12Number of images: 1024
13Launching scipy and mnist jobs
14pinoak0033 cpu load avg.:  22%|██▏       | 21.73/100 [00:32<01:57,  1.51s/it]
15pinoak0033 device 0 util:   8%|▊         | 8/100 [00:32<06:16,  4.09s/it]
16pinoak0033 device 1 util:   8%|▊         | 8/100 [00:32<06:16,  4.09s/it]
17pinoak0033 device 2 util:   0%|          | 0/100 [00:32<?, ?it/s]
18pinoak0033 device 3 util:   0%|          | 0/100 [00:32<?, ?it/s]
19pinoak0034 cpu load avg.:  11%|█▏        | 11.42/100 [00:32<04:10,  2.83s/it]
20pinoak0034 device 0 util:   8%|▊         | 8/100 [00:32<06:11,  4.04s/it]
21pinoak0034 device 1 util:   9%|▉         | 9/100 [00:32<05:26,  3.59s/it]
22pinoak0034 device 2 util:   0%|          | 0/100 [00:32<?, ?it/s]
23pinoak0034 device 3 util:   0%|          | 0/100 [00:32<?, ?it/s]
24pinoak0035 cpu load avg.:  16%|█▋        | 16.46/100 [00:32<02:45,  1.98s/it]
25pinoak0035 device 0 util:   9%|▉         | 9/100 [00:32<05:29,  3.62s/it]
26pinoak0035 device 1 util:   8%|▊         | 8/100 [00:32<06:14,  4.07s/it]
27pinoak0035 device 2 util:   0%|          | 0/100 [00:32<?, ?it/s]
28pinoak0035 device 3 util:   0%|          | 0/100 [00:32<?, ?it/s]
29pinoak0036 cpu load avg.:   7%|▋         | 6.56/100 [00:32<07:44,  4.97s/it]
30pinoak0036 device 0 util:   8%|▊         | 8/100 [00:32<06:14,  4.07s/it]
31pinoak0036 device 1 util:   9%|▉         | 9/100 [00:32<05:29,  3.62s/it]

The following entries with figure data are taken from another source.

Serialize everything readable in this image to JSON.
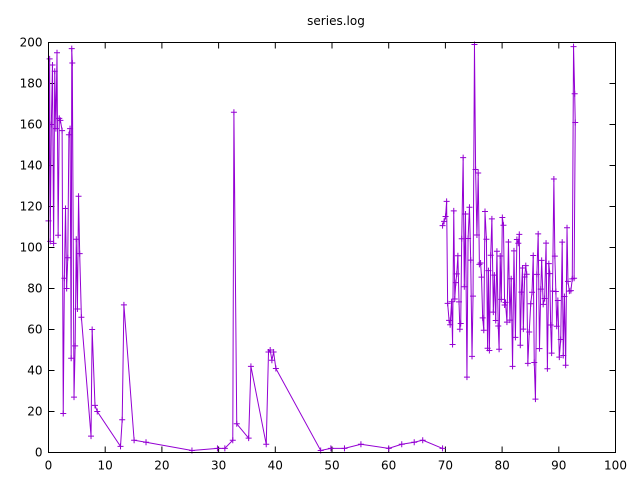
{
  "chart_data": {
    "type": "line",
    "title": "series.log",
    "xlabel": "",
    "ylabel": "",
    "xlim": [
      0,
      100
    ],
    "ylim": [
      0,
      200
    ],
    "x_ticks": [
      0,
      10,
      20,
      30,
      40,
      50,
      60,
      70,
      80,
      90,
      100
    ],
    "y_ticks": [
      0,
      20,
      40,
      60,
      80,
      100,
      120,
      140,
      160,
      180,
      200
    ],
    "grid": false,
    "legend": "none",
    "line_color": "#9400d3",
    "series": [
      {
        "name": "series.log",
        "points": [
          [
            0.0,
            113
          ],
          [
            0.2,
            192
          ],
          [
            0.3,
            103
          ],
          [
            0.5,
            160
          ],
          [
            0.7,
            189
          ],
          [
            0.9,
            102
          ],
          [
            1.1,
            186
          ],
          [
            1.3,
            158
          ],
          [
            1.5,
            195
          ],
          [
            1.7,
            106
          ],
          [
            1.9,
            163
          ],
          [
            2.1,
            162
          ],
          [
            2.4,
            157
          ],
          [
            2.6,
            19
          ],
          [
            2.8,
            85
          ],
          [
            3.0,
            119
          ],
          [
            3.2,
            80
          ],
          [
            3.4,
            95
          ],
          [
            3.6,
            155
          ],
          [
            3.8,
            158
          ],
          [
            4.0,
            46
          ],
          [
            4.1,
            197
          ],
          [
            4.2,
            190
          ],
          [
            4.5,
            27
          ],
          [
            4.7,
            52
          ],
          [
            4.9,
            104
          ],
          [
            5.1,
            70
          ],
          [
            5.3,
            125
          ],
          [
            5.5,
            97
          ],
          [
            5.8,
            66
          ],
          [
            7.5,
            8
          ],
          [
            7.7,
            60
          ],
          [
            8.2,
            23
          ],
          [
            8.6,
            20
          ],
          [
            12.7,
            3
          ],
          [
            13.0,
            16
          ],
          [
            13.3,
            72
          ],
          [
            15.1,
            6
          ],
          [
            17.2,
            5
          ],
          [
            25.3,
            1
          ],
          [
            29.8,
            2
          ],
          [
            31.1,
            2
          ],
          [
            32.5,
            6
          ],
          [
            32.7,
            166
          ],
          [
            33.2,
            14
          ],
          [
            35.3,
            7
          ],
          [
            35.7,
            42
          ],
          [
            38.4,
            4
          ],
          [
            38.8,
            49
          ],
          [
            39.1,
            50
          ],
          [
            39.4,
            45
          ],
          [
            39.7,
            49
          ],
          [
            40.1,
            41
          ],
          [
            48.0,
            1
          ],
          [
            49.8,
            2
          ],
          [
            52.2,
            2
          ],
          [
            55.1,
            4
          ],
          [
            60.0,
            2
          ],
          [
            62.3,
            4
          ],
          [
            64.5,
            5
          ],
          [
            66.0,
            6
          ],
          [
            69.5,
            2
          ]
        ]
      }
    ]
  }
}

32pinoak0036 device 2 util:   0%|          | 0/100 [00:32<?, ?it/s]
33 ... (more hidden) ...

The same shut down message as above will be printed when the job is finished. Note, the first time this is run, the MNIST data set will be downloaded and will lead to additional output.